AsalamuALaykum Warahmatullahi Wabarakatuh,
.. simple little things also serve as da’wah, they can effect the way people walk away from us and think “wow, maybe Muslims aren’t all crazed killers… she seemed pretty nice”.
For example, in the comments, one sister mentioned paying attention to who was in line first. (mall or sumin)
So here are my tips:
1) Yeah, the line thing. Please, respect the queue. Don’t shove, don’t push between people to get closer to the front.
2) If you’re in the check out lane and the person behind you has just a few things, let them go first. After a hard day, when you just want to grab a soda and snack, wouldn’t you appreciate not having to stand behind someone with a full cart?
3) Give good eye contact to people of your own gender. While we should lower our gaze with the opposite gender, there is no reason that we have to avoid like the plague other women (I say women, because it seems this is something where we are more likely to do this than men). Smile when you are passing another woman, say good morning or hello. Why not? I actually had a woman walk up to me in the grocery store after we had passed each other in two aisles and ask “Are you Muslim? Is it okay for me to say good morning to you?” When I said yes and returned her greeting, she laughed and said “Okay, I didn’t want to offend you, I don’t know if you are allowed to talk in public, but we’re obviously gonna be shopping pretty close together this morning.” I took the chance to ask her opinion about a product I couldn’t care less about, just to be able to smile and chat a moment because I thought it does
make a difference.
4) When little kids say hi, say hi back. Would it kill you to smile and return a greeting from a cute little kid? Even when they ask me why I cover my face, I just smile and say it’s what I believe in, but I don’t act like I can’t hear them trying to get my attention.
4b) When a little kid loudly asks their parent why I have my face covered, I wait to see how the parent will answer, and if they seem okay, I smile and say hello to them or tell them what an observant/cute/mature child they have. Everyone likes to have their kid complimented, and it makes them feel less tense about if their kid just offended you.
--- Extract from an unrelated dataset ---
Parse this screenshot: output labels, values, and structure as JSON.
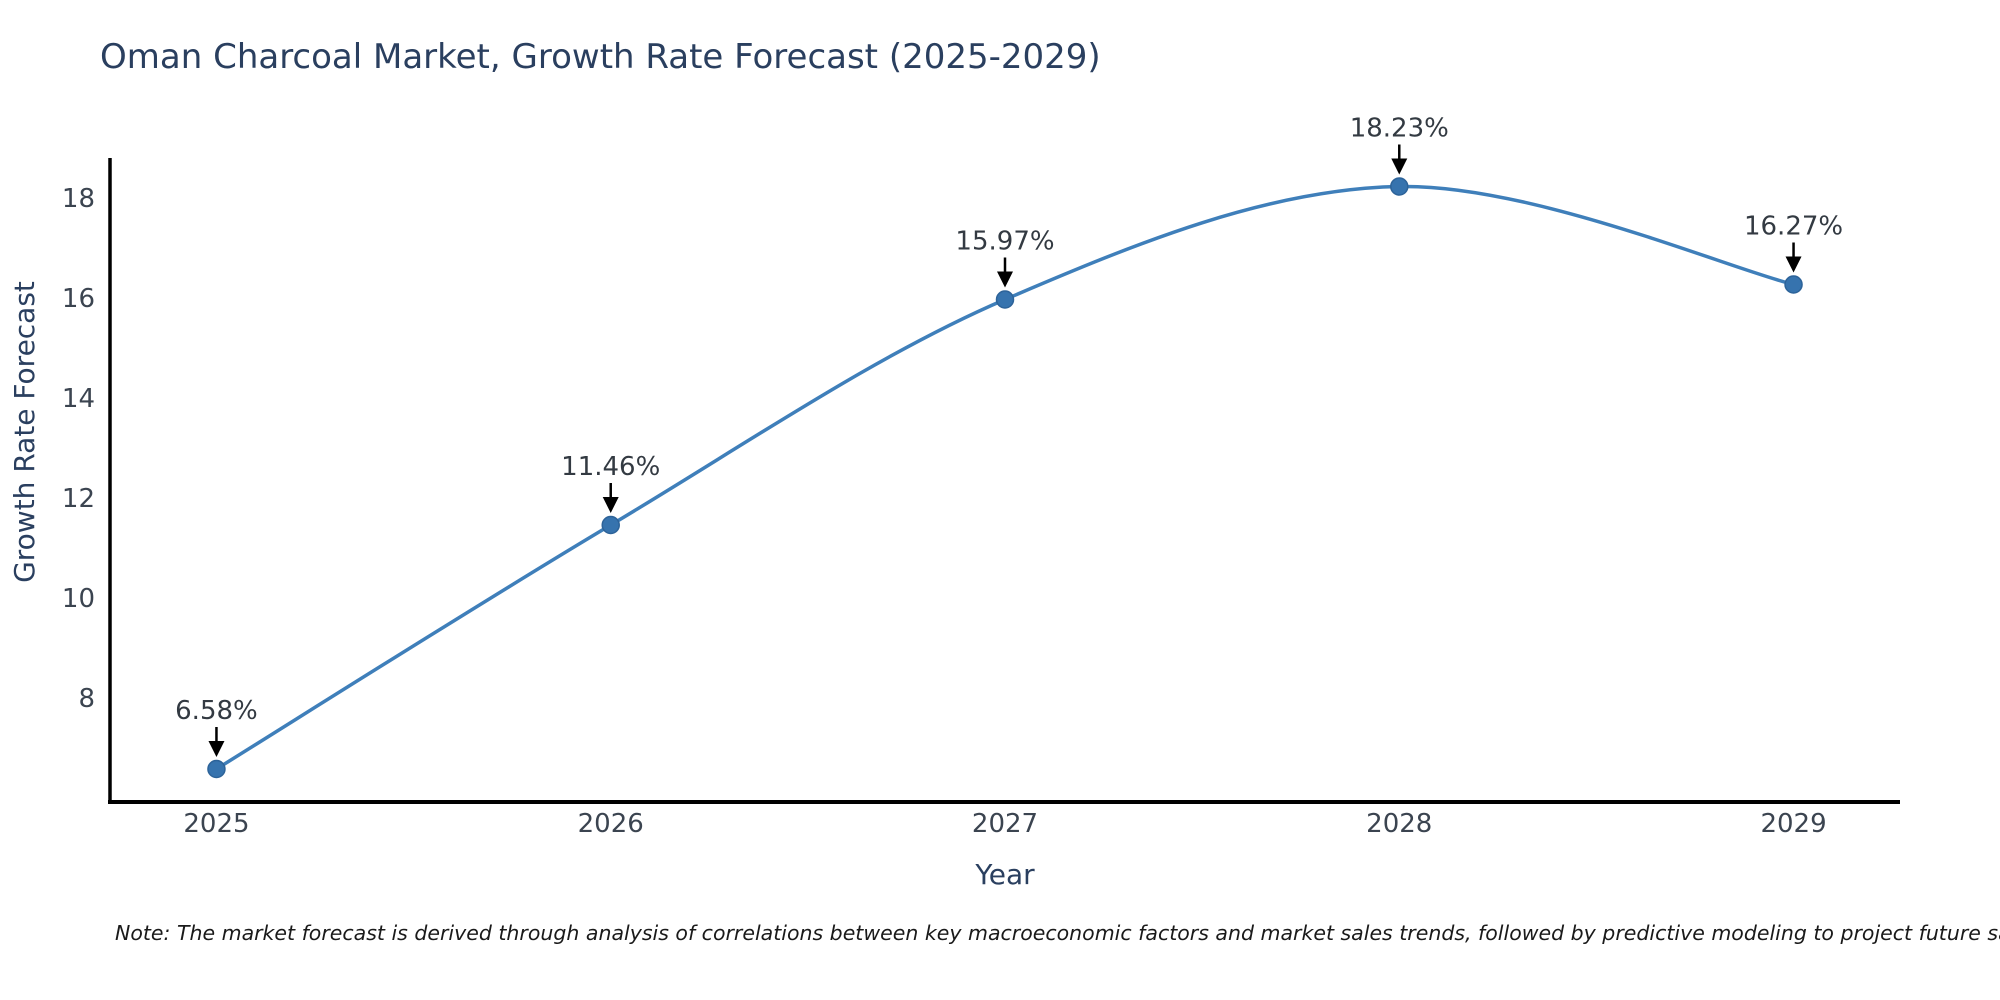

It also lets them see that you really are pretty “normal”.
5) Really, this should go without saying, but yes, hold doors for people! Pick things up and return them when someone drops it, move out of the way when you see someone struggling to get by you, give the appropriate right of way.
6) Again, I think this is just obvious good manners, but those are woefully lacking here in America anyway, and Muslims should be the best examples. So, when you see an elderly person, always give them the right of way, always let them get past you, never be huffy when you are stuck behind them, offer to assist them when you see them having a difficult time with something, and always hold doors for them.
7) Be nice to people who serve you (i.e. cashiers, waitresses, etc.). Their job is to tell you to have a nice day, but take a moment to wish them a nice day also. If you see that they are harried, joke that you hope the rest of their day isn’t so hectic or something along those lines. Just express a normal level of human compassion and appreciation for their assistance.
If you can’t afford the standard tip, you shouldn’t have gone out at all. And you will be remembered. Especially us covered sisters, really, think about it you will be recognized the next time you come in and treated according to the way you treated the service staff last time you were in. And yeah, alot of people think all hijabis and niqaabis look the same, so you may just be treated according to the way the last sister behaved. Don’t be the sister who makes it hard for others. Oh, and along the same lines, if your kids made a big mess (as kids sometimes do), leave a bit bigger tip.
9) Get to know your neighbors. At least greet them when you see them out. Mention the weather or whatever other cheesy thing you can think of LOL. Compliment their yard or garden. Tell them their puppy is cute when they’re out walking him (you don’t have to touch the dog to admire him). Take a plate of food to the single elderly lady across the way.